En la ciudad de Córdoba, en Traslasierra o en Calamuchita se conoce y habla de su experiencia. Es un ejemplo para otros que deciden largarse a la aventura agroecológica, que tiene entre sus fundamentos el intercambio de saberes, la solidaridad y la reciprocidad. A fin de cuentas se busca mejorar el uso de la tierra para la comunidad; que los suelos se nutran naturalmente, mediante la rotación de cultivos, con abonos de origen orgánico para que así broten alimentos saludables. Es la contracara del modelo de agronegocios, que se funda en la maximización de rindes, y de las ganancias derivadas en el menor tiempo posible. Su nombre es Guillermo Buil, tiene 40 años. Pero más bien, si se anda por Río Cuarto, hay que preguntar por Willy para poder dar con él. Vale la pena.

 

La llegada a la chacra, ubicada a las afueras de esta gran ciudad del sur cordobés, implica por empezar un cambio de ritmo. Otra atmósfera. Otro tiempo de vida. Otro sentido de pensar y sentir. Se palpa con tan sólo entrar y dar los primeros pasos. Ahí, de entre unos árboles, aparece Willy: nada de estereotipo chacarero. Pelo corto, lentes, bermudas, zapatillas de skater y una remera con una calavera estampada. Bien podría pasar por miembro de un grupo musical punk. Verlo desenvolverse en la huerta nos confirma que es el ‘agroecocultor’ a quien vinimos a conocer.

 

“Pasá, pasá”, dice, sencillo, con voz por demás relajada. Dentro de la casa está Laura, su compañera de vida, la co-constructora de este horizonte de esperanza. Pronto llegarán Nehuen, de 11 años; Inigo, de 6 años; y Carmela, de 3 años, para completar el álbum familiar. El cronista intenta mirar a un lado y otro para ir trazando un perfil de la chacra, pero la variedad de especies que atraviesan los surcos, la diversidad de árboles a la vista, y algunos animales que pastan nos invitan a pensar que esto es bastante más complejo que los uniformes campos que abundan por la zona; que hace falta caminar un rato para poder describir a la unidad productiva.

 

“Ya hace cinco años que estamos acá, haciendo huerta, frutales y algo de pastura”, comenta como para introducir en el recorrido. “Tenemos tres hectáreas, pero además me cedieron cuatro hectáreas enfrente para correr las fumigaciones”, suelta, al paso.
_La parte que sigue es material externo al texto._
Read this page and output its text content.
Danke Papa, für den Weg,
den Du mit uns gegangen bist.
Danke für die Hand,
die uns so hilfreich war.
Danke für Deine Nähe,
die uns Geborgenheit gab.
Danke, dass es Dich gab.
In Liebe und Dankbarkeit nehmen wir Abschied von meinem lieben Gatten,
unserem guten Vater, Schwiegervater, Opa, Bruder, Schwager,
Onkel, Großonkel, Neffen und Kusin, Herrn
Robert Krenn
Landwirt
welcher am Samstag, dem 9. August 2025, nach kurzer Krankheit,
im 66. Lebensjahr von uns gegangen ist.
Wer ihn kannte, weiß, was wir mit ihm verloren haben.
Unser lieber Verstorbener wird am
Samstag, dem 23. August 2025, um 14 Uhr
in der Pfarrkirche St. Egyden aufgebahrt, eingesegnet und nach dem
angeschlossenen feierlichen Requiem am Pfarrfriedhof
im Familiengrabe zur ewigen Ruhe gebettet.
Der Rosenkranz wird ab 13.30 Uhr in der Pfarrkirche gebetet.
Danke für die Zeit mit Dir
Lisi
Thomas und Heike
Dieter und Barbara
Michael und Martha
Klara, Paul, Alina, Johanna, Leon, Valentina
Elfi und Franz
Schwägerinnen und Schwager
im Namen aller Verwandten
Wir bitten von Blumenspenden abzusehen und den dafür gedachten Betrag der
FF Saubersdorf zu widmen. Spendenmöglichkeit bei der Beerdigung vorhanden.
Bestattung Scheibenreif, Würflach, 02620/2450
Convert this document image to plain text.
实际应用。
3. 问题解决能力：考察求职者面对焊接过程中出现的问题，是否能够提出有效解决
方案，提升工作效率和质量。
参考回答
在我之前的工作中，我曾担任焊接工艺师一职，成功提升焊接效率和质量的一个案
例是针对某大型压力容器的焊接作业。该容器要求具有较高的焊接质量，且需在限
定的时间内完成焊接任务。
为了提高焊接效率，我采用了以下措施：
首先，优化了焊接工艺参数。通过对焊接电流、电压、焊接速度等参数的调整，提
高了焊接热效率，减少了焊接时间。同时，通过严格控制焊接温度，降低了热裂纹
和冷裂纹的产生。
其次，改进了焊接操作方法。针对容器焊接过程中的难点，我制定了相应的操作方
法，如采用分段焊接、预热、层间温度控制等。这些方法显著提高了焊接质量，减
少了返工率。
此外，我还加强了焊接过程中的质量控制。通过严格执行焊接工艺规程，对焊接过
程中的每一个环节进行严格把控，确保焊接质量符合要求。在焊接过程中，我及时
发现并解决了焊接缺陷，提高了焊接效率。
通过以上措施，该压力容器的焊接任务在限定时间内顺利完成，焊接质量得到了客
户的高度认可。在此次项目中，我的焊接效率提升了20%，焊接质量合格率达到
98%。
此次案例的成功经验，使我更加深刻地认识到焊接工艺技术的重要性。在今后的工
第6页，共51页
No tarda en llegar el pedido de explicación. Mirar los campos de enfrente es encontrarse con grandes extensiones sólo dedicadas al cultivo de granos y oleaginosas. Por métodos persuasivos de los más sanos –debe ser persistente el hombre—, Willy logró que un productor de los llamados “convencionales” (supongamos que es una convención usar agroquímicos) le cediera terreno para así alejar de su chacra el impacto de las pulverizaciones con agroquímicos. Entonces, ahora allí se siembra trigo, avena y se hacen algunos brotes para alimentar las gallinas, las yeguas y la vaca lechera. Todo sin aplicar insumos provenientes de la industria. Con esas palabras de bienvenida, empieza a quedar claro porqué aquí se asientan huellas que marcan caminos de aprendizaje para otras almas que buscan reconectarse con la tierra.

 

FRENTE AL OCASO, VOLVER A LAS RAÍCES

 

“El 1996 empecé a trabajar en un campo de mi tío. Trataba de recuperar el monte y hacer algo de huerta.” Un poco por ahí están los orígenes de esta experiencia. O tal vez antes, en la letra de alguna canción anarquista o en los párrafos de algún libro que hablaba del zapatismo. O para no caer en simplismos, justo aquí donde nos enseñan que la vida se nutre de diversidad, en una mezcla de todo eso y unas cuantas cosas más. Según él, lo que estaba como cauce de ese río de sueños fue “una cuestión filosófico-cultural”. Y acá no hay slogan, no hay moda, no hay clichés. Willy se había criado yendo al campo de su familia. Era parte de su cotidianeidad en la infancia. Conocía de qué se trataba la actividad que dominaba los campos de la zona. Fue cuestión de atar cabos. “Nos hicimos vegetarianos hace unos veinte años y en un momento nos planteamos hacer nosotros nuestro alimento.” En otras palabras, dice, “queríamos cultivar acorde a como pensábamos”.

 

En ese tránsito de descubrir la agricultura en su sentido original y profundo, como práctica social de vínculo con la tierra en procura de alimento, Willy empezó a escuchar hablar de agroecología. Comenzó a diversificar cada vez más la huerta, a aprender cómo potenciar y proteger los cultivos en base a la complejidad que naturalmente ofrecen las plantas sin tener que apelar a esos modelos que desde fines de la década del noventa transfiguraron las postales de su zona. Mientras apostaba en actitud quijotesca a sembrar y cultivar frutas y verduras con sus propias manos en tiempos de supermercado y comida empacada, vivir en un área fuertemente atravesada por el agro le permitía constatar la contracara de ese cambio en los patrones alimentarios. Los campos producían cada vez menos alimentos, empujados por un modelo que si históricamente miró hacia al puerto ahora directamente era una extensión de éste.

 

El “boom de las commodities”—con la soja a la cabeza—, celebrado por empresas, fondos de inversión, gobiernos, grandes medios y empresarios varios tenía su correlato impresentable: “Se dejó la ganadería extensiva, volaron las taperas, los montes frutales, chiqueros y gallineros. Todo desapareció”, recuerda Willy ese cambio que parecía el único destino posible. Hace veinte años atrás, la soja apenas pasaba las 100 mil hectáreas de este departamento cordobés, poco más del cinco por ciento de la superficie total. En la actualidad ya arrima al millón de hectáreas: más de la mitad de toda la geografía departamental, incluyendo áreas urbanizadas, según datos del Ministerio de Agroindustria de la Nación.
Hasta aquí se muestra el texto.